Its an awesome pic man, I seriously wish i could take pics like that.


----------



## cueball (May 24, 2005)

wicked fish man,, if i get into saltwater um gettin one solo lion for shure,,, since i was a kid thay caught my eye,,tell me a tiny bite about the fish.... how big thay come ,,, what thay cost what thay eat,,, ect.... please,, please...! is the lion and the scorpean fish the same?
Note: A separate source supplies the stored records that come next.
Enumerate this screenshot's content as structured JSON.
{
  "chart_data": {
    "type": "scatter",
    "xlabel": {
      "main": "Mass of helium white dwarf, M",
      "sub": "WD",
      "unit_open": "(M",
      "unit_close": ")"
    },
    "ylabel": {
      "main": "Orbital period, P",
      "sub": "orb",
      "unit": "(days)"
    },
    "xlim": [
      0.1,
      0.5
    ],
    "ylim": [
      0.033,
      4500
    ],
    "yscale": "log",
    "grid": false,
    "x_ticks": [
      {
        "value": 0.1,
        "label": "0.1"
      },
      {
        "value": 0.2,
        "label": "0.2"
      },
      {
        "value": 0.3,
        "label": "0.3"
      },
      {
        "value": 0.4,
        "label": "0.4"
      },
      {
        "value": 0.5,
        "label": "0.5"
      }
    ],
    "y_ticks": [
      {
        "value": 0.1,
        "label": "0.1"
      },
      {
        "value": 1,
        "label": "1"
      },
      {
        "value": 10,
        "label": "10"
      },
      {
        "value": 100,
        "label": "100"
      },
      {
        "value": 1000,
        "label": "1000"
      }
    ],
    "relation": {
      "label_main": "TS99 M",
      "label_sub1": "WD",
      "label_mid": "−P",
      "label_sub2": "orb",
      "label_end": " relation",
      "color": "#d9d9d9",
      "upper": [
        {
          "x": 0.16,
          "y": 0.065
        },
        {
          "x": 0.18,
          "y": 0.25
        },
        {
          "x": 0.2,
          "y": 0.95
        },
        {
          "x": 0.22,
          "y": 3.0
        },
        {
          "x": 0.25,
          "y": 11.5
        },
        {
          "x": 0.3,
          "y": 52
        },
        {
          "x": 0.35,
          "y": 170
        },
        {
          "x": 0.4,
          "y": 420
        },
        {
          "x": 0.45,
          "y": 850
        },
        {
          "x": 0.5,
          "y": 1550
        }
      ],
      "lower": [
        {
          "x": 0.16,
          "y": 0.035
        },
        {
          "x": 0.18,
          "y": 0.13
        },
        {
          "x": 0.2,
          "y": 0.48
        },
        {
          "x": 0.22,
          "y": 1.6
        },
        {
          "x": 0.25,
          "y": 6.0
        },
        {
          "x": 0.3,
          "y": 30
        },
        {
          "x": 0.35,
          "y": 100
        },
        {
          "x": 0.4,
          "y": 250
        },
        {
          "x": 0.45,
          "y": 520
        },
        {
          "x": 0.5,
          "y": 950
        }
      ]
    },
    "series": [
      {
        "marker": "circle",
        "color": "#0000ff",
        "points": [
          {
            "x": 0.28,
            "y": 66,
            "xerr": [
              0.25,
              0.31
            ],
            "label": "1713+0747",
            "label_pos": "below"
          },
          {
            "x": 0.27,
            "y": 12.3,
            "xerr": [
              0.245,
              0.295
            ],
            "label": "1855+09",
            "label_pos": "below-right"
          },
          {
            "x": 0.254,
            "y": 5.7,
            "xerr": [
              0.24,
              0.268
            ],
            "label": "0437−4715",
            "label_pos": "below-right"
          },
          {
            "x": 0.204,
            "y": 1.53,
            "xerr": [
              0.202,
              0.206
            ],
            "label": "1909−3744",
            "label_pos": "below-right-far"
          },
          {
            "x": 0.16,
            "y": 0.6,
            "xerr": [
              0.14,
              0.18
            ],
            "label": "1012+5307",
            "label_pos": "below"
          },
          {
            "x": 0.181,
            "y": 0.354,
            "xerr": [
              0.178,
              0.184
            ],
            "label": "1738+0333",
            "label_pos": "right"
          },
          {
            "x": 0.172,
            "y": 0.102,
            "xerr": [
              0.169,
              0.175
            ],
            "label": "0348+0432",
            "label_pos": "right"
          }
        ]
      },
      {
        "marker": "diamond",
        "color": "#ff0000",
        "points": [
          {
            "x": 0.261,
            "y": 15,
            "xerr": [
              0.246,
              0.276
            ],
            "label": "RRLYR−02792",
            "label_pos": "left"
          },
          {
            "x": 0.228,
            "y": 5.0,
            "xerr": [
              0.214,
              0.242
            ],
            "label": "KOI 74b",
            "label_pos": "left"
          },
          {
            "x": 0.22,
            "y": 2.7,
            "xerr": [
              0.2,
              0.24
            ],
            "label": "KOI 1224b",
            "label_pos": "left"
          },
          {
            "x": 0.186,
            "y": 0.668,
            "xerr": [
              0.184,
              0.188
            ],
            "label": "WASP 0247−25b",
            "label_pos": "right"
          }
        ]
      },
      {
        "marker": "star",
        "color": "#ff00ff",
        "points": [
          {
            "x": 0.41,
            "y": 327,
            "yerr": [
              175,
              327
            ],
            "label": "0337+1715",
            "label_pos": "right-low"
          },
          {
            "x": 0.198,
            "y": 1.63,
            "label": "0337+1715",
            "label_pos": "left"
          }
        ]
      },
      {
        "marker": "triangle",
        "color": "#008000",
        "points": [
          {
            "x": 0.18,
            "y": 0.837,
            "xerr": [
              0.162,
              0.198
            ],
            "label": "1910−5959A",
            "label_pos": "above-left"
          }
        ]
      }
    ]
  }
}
thay remind me of the salt water verson of the oscar fish lol ..


----------



## ChilDawg (Apr 30, 2006)

Lionfish are a subset of scorpionfish...so all lionfish are scorpionfish but not all scorpionfish are lionfish.


----------



## cueball (May 24, 2005)

i dont under stand?


----------



## ChilDawg (Apr 30, 2006)

You asked if they were the same...and I was trying to illustrate that they aren't. It's like a square and a rectangle. Sure, a square is a specialized type of rectangle, but if you want to know about rectangles, you can't just study squares. The same go for scorpionfishes. You can't just study lionfishes to know the entire family.


----------



## cueball (May 24, 2005)

are thay a costly fish i wonder?


----------



## GN121406 (Jul 28, 2007)

nice loin fish!


----------



## RAZOR_TOOTH (Jun 22, 2006)

Man, AK you take the some of the cleanest pics ive ever seen... Awesome job..
Great looking fish by the way....

R.T.


----------



## ChilDawg (Apr 30, 2006)

cueball said:


> are thay a costly fish i wonder?


Not too bad as far as marine fishes go...you're looking at about $10-15 for some of the common dwarf species and up to $50 for somewhat larger specimens of the larger species...


----------



## ICEE (Feb 3, 2007)

You just keep suprising me Ak

I never knew you kept saltwater

awsome pic


----------



## AKSkirmish (Jun 24, 2005)

GN121406 said:


> You just keep suprising me Ak
> 
> I never knew you kept saltwater
> 
> awsome pic


Thanks Sir-Although I do keep one saltwater tank now and will be 2 before much longer-This is not my fish unfortunately.It would cost me damn near a small fortune to purchase this fish....


----------



## cueball (May 24, 2005)

how much? i thought thay were a cheep salt water fish


----------



## Bsixxx (Aug 31, 2006)

wow









thats a great photo


----------



## AKSkirmish (Jun 24, 2005)

cueball said:


> wow
> 
> 
> 
> ...


Thanks Sir-I got a few more I will post later on.....


----------



## cueball (May 24, 2005)

are thay a hard fish to keep alive?do thay have to eat live feeders?i realy want one of these fish

ive always seen um in movies,,i think um gonna screw the clown fish idea,,,


----------



## AKSkirmish (Jun 24, 2005)

cueball said:


> are thay a hard fish to keep alive?do thay have to eat live feeders?i realy want one of these fish
> 
> ive always seen um in movies,,i think um gonna screw the clown fish idea,,,


From what I understand Cue-

they are a delicate fish,and are picky on water params.Other than that-I myself am in the middle of doing alittle research on them-If or once I find a good link-I will post it up if some one else hasn't buy them-


----------